We know that the relationship between Dstream and Rdd is a constant creation of the RDD over time, and the dstream operation is to operate the RDD at a fixed time. So, in a sense, spark streaming's fault-tolerant mechanism based on dstream is actually a fault-tolerant mechanism for each of the RDD, which is the genius of spark streaming.

Rdd as a distributed elastic data set, its elasticity is mainly reflected in:

1. Automatic allocation of memory and hard disk, priority based on memory


2. Based on lineage fault tolerance mechanism


3.task retries for a specified number of times


4.stage failure will automatically retry


5.checkpoint and persist multiplexing


6. Data dispatch resiliency: Dag,task is independent of resource management.


7. High elasticity of data fragmentation


Based on the characteristics of RDD, its fault-tolerant mechanism is mainly two kinds: one is checkpoint, the other is based on lineage (descent) fault tolerance.

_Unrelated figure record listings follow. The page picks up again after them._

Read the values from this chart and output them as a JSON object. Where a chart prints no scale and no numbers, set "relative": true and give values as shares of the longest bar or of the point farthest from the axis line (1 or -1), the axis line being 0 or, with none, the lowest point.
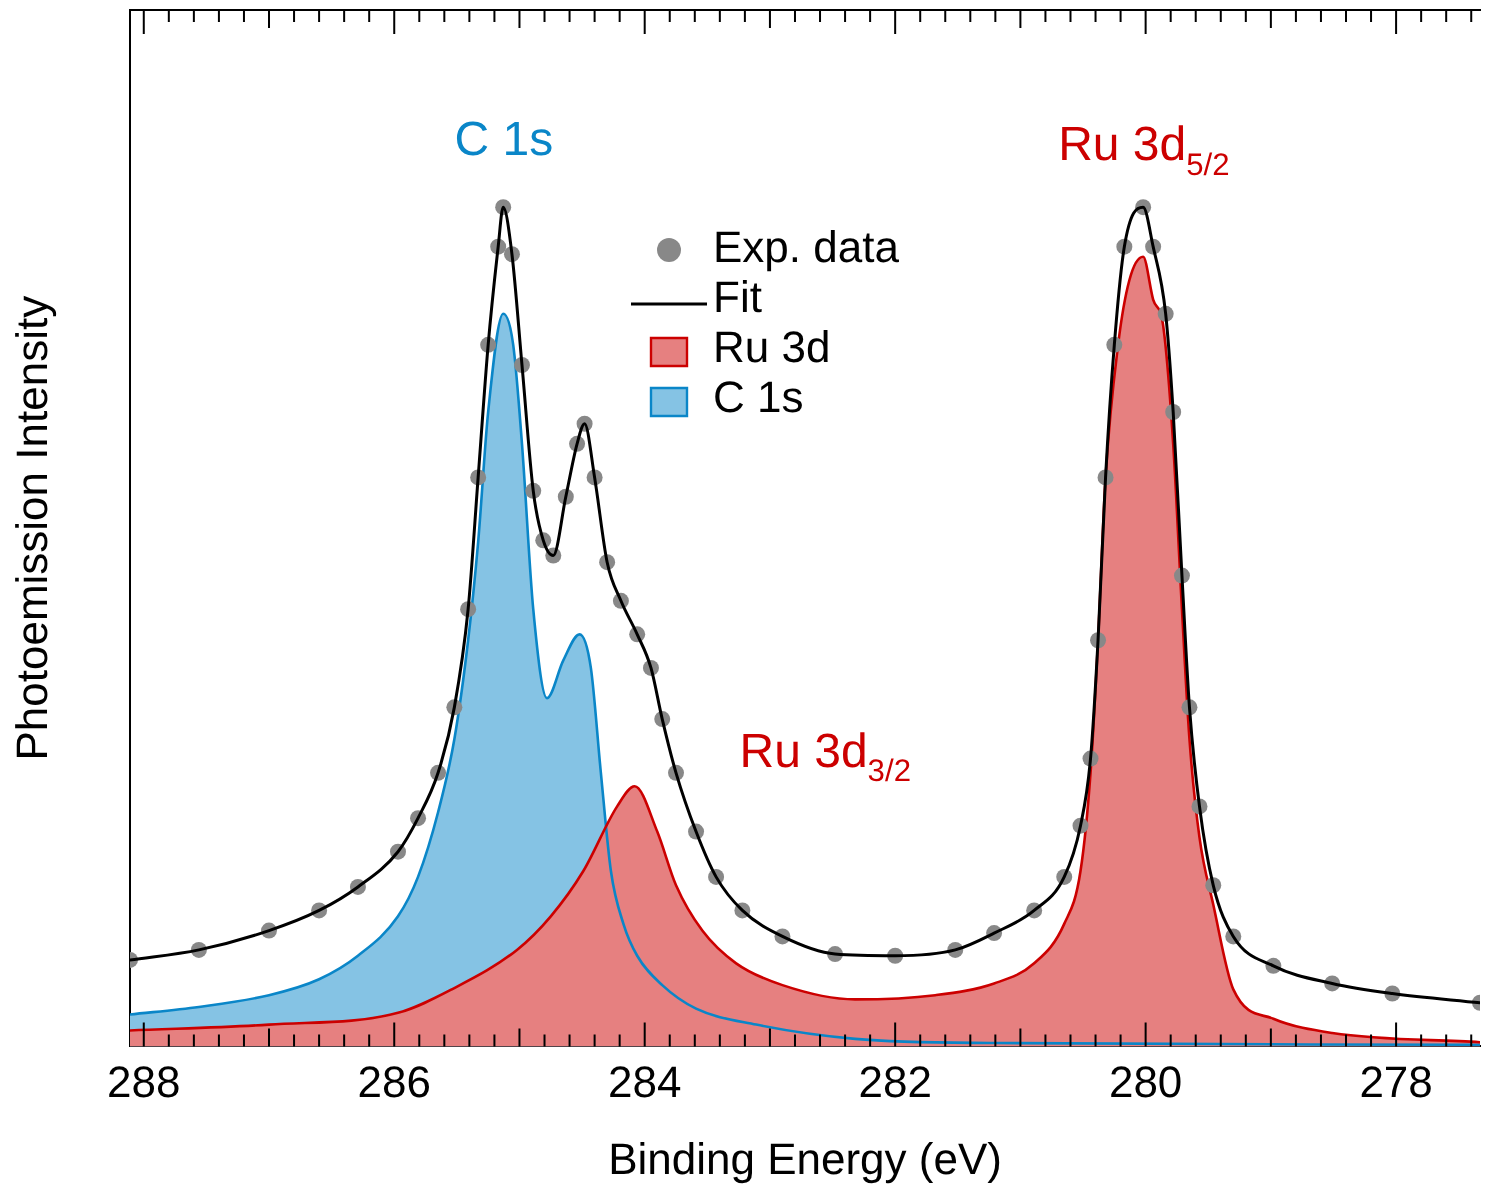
{
  "chart_data": {
    "type": "area",
    "relative": true,
    "xlabel": "Binding Energy (eV)",
    "ylabel": "Photoemission Intensity",
    "xlim": [
      288.11,
      277.33
    ],
    "xticks": [
      288,
      {
        "value": 287.8,
        "label": null
      },
      {
        "value": 287.6,
        "label": null
      },
      {
        "value": 287.4,
        "label": null
      },
      {
        "value": 287.2,
        "label": null
      },
      {
        "value": 287,
        "label": null
      },
      {
        "value": 286.8,
        "label": null
      },
      {
        "value": 286.6,
        "label": null
      },
      {
        "value": 286.4,
        "label": null
      },
      {
        "value": 286.2,
        "label": null
      },
      286,
      {
        "value": 285.8,
        "label": null
      },
      {
        "value": 285.6,
        "label": null
      },
      {
        "value": 285.4,
        "label": null
      },
      {
        "value": 285.2,
        "label": null
      },
      {
        "value": 285,
        "label": null
      },
      {
        "value": 284.8,
        "label": null
      },
      {
        "value": 284.6,
        "label": null
      },
      {
        "value": 284.4,
        "label": null
      },
      {
        "value": 284.2,
        "label": null
      },
      284,
      {
        "value": 283.8,
        "label": null
      },
      {
        "value": 283.6,
        "label": null
      },
      {
        "value": 283.4,
        "label": null
      },
      {
        "value": 283.2,
        "label": null
      },
      {
        "value": 283,
        "label": null
      },
      {
        "value": 282.8,
        "label": null
      },
      {
        "value": 282.6,
        "label": null
      },
      {
        "value": 282.4,
        "label": null
      },
      {
        "value": 282.2,
        "label": null
      },
      282,
      {
        "value": 281.8,
        "label": null
      },
      {
        "value": 281.6,
        "label": null
      },
      {
        "value": 281.4,
        "label": null
      },
      {
        "value": 281.2,
        "label": null
      },
      {
        "value": 281,
        "label": null
      },
      {
        "value": 280.8,
        "label": null
      },
      {
        "value": 280.6,
        "label": null
      },
      {
        "value": 280.4,
        "label": null
      },
      {
        "value": 280.2,
        "label": null
      },
      280,
      {
        "value": 279.8,
        "label": null
      },
      {
        "value": 279.6,
        "label": null
      },
      {
        "value": 279.4,
        "label": null
      },
      {
        "value": 279.2,
        "label": null
      },
      {
        "value": 279,
        "label": null
      },
      {
        "value": 278.8,
        "label": null
      },
      {
        "value": 278.6,
        "label": null
      },
      {
        "value": 278.4,
        "label": null
      },
      {
        "value": 278.2,
        "label": null
      },
      278,
      {
        "value": 277.8,
        "label": null
      },
      {
        "value": 277.6,
        "label": null
      },
      {
        "value": 277.4,
        "label": null
      }
    ],
    "legend": "top",
    "line_style": "solid",
    "grid": false,
    "annotations": [
      "C 1s",
      "Ru 3d$_{5/2}$",
      "Ru 3d$_{3/2}$"
    ],
    "series": [
      {
        "name": "Exp. data",
        "type": "scatter",
        "marker": "circle",
        "color": "#888888",
        "x": [
          288.11,
          287.56,
          287.0,
          286.6,
          286.29,
          285.97,
          285.81,
          285.65,
          285.52,
          285.41,
          285.33,
          285.25,
          285.17,
          285.13,
          285.06,
          284.98,
          284.89,
          284.81,
          284.73,
          284.63,
          284.54,
          284.48,
          284.4,
          284.3,
          284.19,
          284.06,
          283.95,
          283.86,
          283.75,
          283.59,
          283.43,
          283.22,
          282.9,
          282.48,
          282.0,
          281.52,
          281.21,
          280.89,
          280.65,
          280.52,
          280.44,
          280.38,
          280.32,
          280.25,
          280.17,
          280.02,
          279.94,
          279.84,
          279.78,
          279.71,
          279.65,
          279.57,
          279.46,
          279.3,
          278.98,
          278.51,
          278.03,
          277.33
        ],
        "values": [
          0.103,
          0.115,
          0.138,
          0.162,
          0.19,
          0.232,
          0.272,
          0.326,
          0.404,
          0.521,
          0.678,
          0.836,
          0.953,
          1,
          0.944,
          0.812,
          0.662,
          0.603,
          0.585,
          0.655,
          0.718,
          0.742,
          0.678,
          0.577,
          0.531,
          0.491,
          0.451,
          0.39,
          0.326,
          0.256,
          0.202,
          0.162,
          0.131,
          0.11,
          0.108,
          0.115,
          0.135,
          0.162,
          0.202,
          0.263,
          0.343,
          0.484,
          0.678,
          0.836,
          0.953,
          1,
          0.953,
          0.873,
          0.756,
          0.561,
          0.404,
          0.286,
          0.192,
          0.131,
          0.096,
          0.075,
          0.063,
          0.052
        ]
      },
      {
        "name": "Fit",
        "type": "line",
        "color": "#000000",
        "x": [
          288.11,
          287.56,
          287.0,
          286.6,
          286.29,
          285.97,
          285.81,
          285.65,
          285.52,
          285.41,
          285.33,
          285.25,
          285.17,
          285.13,
          285.06,
          284.98,
          284.89,
          284.81,
          284.73,
          284.63,
          284.54,
          284.48,
          284.4,
          284.3,
          284.19,
          284.06,
          283.95,
          283.86,
          283.75,
          283.59,
          283.43,
          283.22,
          282.9,
          282.48,
          282.0,
          281.52,
          281.21,
          280.89,
          280.65,
          280.52,
          280.44,
          280.38,
          280.32,
          280.25,
          280.17,
          280.02,
          279.94,
          279.84,
          279.78,
          279.71,
          279.65,
          279.57,
          279.46,
          279.3,
          278.98,
          278.51,
          278.03,
          277.33
        ],
        "values": [
          0.103,
          0.115,
          0.138,
          0.162,
          0.19,
          0.232,
          0.272,
          0.326,
          0.404,
          0.521,
          0.678,
          0.836,
          0.953,
          1,
          0.944,
          0.812,
          0.662,
          0.603,
          0.585,
          0.655,
          0.718,
          0.742,
          0.678,
          0.577,
          0.531,
          0.491,
          0.451,
          0.39,
          0.326,
          0.256,
          0.202,
          0.162,
          0.131,
          0.11,
          0.108,
          0.115,
          0.135,
          0.162,
          0.202,
          0.263,
          0.343,
          0.484,
          0.678,
          0.836,
          0.953,
          1,
          0.953,
          0.873,
          0.756,
          0.561,
          0.404,
          0.286,
          0.192,
          0.131,
          0.096,
          0.075,
          0.063,
          0.052
        ]
      },
      {
        "name": "Ru 3d",
        "color": "#cc0000",
        "x": [
          288.11,
          287.0,
          285.97,
          285.54,
          285.02,
          284.75,
          284.49,
          284.22,
          284.08,
          283.9,
          283.75,
          283.54,
          283.27,
          282.9,
          282.32,
          281.68,
          281.21,
          280.89,
          280.65,
          280.52,
          280.44,
          280.38,
          280.32,
          280.22,
          280.13,
          280.02,
          279.94,
          279.86,
          279.78,
          279.71,
          279.65,
          279.57,
          279.46,
          279.3,
          278.98,
          278.51,
          277.33
        ],
        "values": [
          0.019,
          0.026,
          0.04,
          0.068,
          0.115,
          0.155,
          0.209,
          0.286,
          0.31,
          0.256,
          0.192,
          0.138,
          0.099,
          0.073,
          0.056,
          0.061,
          0.075,
          0.099,
          0.146,
          0.209,
          0.326,
          0.484,
          0.678,
          0.836,
          0.913,
          0.941,
          0.89,
          0.859,
          0.718,
          0.521,
          0.366,
          0.249,
          0.169,
          0.068,
          0.033,
          0.016,
          0.005
        ]
      },
      {
        "name": "C 1s",
        "color": "#0a86c8",
        "x": [
          288.11,
          287.56,
          287.0,
          286.6,
          286.29,
          285.97,
          285.81,
          285.65,
          285.52,
          285.41,
          285.33,
          285.25,
          285.13,
          285.05,
          284.98,
          284.89,
          284.78,
          284.65,
          284.52,
          284.43,
          284.35,
          284.27,
          284.17,
          284.06,
          283.86,
          283.59,
          283.11,
          282.32,
          281.21,
          277.33
        ],
        "values": [
          0.038,
          0.047,
          0.061,
          0.08,
          0.108,
          0.155,
          0.202,
          0.279,
          0.366,
          0.484,
          0.601,
          0.756,
          0.873,
          0.836,
          0.718,
          0.521,
          0.415,
          0.46,
          0.491,
          0.451,
          0.326,
          0.209,
          0.146,
          0.108,
          0.073,
          0.045,
          0.026,
          0.009,
          0.004,
          0.002
        ]
      }
    ]
  }
}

In general, Spark chooses pedigree fault tolerance because it is expensive to make checkpoints for large datasets. But in some cases, it is better to say that lineage chain is too complex and lengthy, this time need to do checkpoint.


Considering the Rdd dependency, each stage is internally narrow-dependent, which is generally based on lineage fault-tolerant, convenient and efficient. There is a wide dependency between the stages, which produces a shuffle operation, which makes the checkpoint better. In summary, the stage inside do lineage,stage between do checkpoint.


3rd Lesson: A thorough understanding of sparkstreaming through cases kick: decryption sparkstreaming operation mechanism and architecture advanced job and fault tolerance

Contact Us

The content source of this page is from Internet, which doesn't represent Alibaba Cloud's opinion; products and services mentioned on that page don't have any relationship with Alibaba Cloud. If the content of the page makes you feel confusing, please write us an email, we will handle the problem within 5 days after receiving your email.

If you find any instances of plagiarism from the community, please send an email to: info-contact@alibabacloud.com and provide relevant evidence. A staff member will contact you within 5 working days.

A Free Trial That Lets You Build Big!

Start building with 50+ products and up to 12 months usage for Elastic Compute Service

  • Sales Support

    1 on 1 presale consultation

  • After-Sales Support

    24/7 Technical Support 6 Free Tickets per Quarter Faster Response

  • Alibaba Cloud offers highly flexible support services tailored to meet your exact needs.